Training outside lawyers is a huge drain on in house counsel. The more you can
get up to speed and understand our business, the better.
Q: RFPs have become a way of life in law firms. What are some ways that
law firms can stand out and win your business in this process?
A: RFPs are basically a healthy way to keep outside counsel
honest and hungry. The ones that shine in the RFP process are the ones that
have thought through the strategy of a case, how to respond to publicity, etc.
They give free advice. In fact, we approach the process from the standpoint of
getting as much free advice as we can about the issues involved. I assure you,
it is always well spent resources or bandwidth.
The interviews are the most important part for me. I listen
to how people think about an issue.

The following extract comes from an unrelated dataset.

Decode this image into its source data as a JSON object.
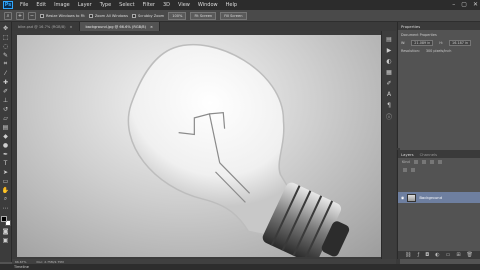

We had one guy who clearly didn't know our
business well enough but I really liked the way he thought. I told my people to
find a smaller issue we could give him so we could check him out better. But I
couldn't go with him on this issue. He just didn't know enough about the issue
or our business. We won't bring anyone in for an interview that we wouldn't
hire. So if you get invited, go for it. Knock us out with what you know about
us and the issues. And present a solution for us. That's what will win the
work. Learn about our business 'off the books'. Don't learn it on our dime. But
come in informed and knowledgeable. You can always tell who has done their
homework.
I agree. Get to know the case before you come in. Review the
briefs, talk to local counsel, offer to provide value to us that we may not get
elsewhere. Be creative. And always speak well of the other firms. You never
know what relationships are in the room and it just makes you look really bad
if you denigrate either your competitors or incumbent counsel.
Q: What kinds of
things have firms done wrong?
A: I hate memos. I hate paying for memos. I hate seeing
research memos on the bill. I hate large blocks of associate time on memos,
especially when I haven't asked for a memo. Get the point? And if the associate
is doing the memo and it makes it to the bill because the relationship attorney
didn't know he was writing the memo and it is not written off before I see the
bill, that makes me even more angry.
I get upset with communications to my boss or my boss' boss.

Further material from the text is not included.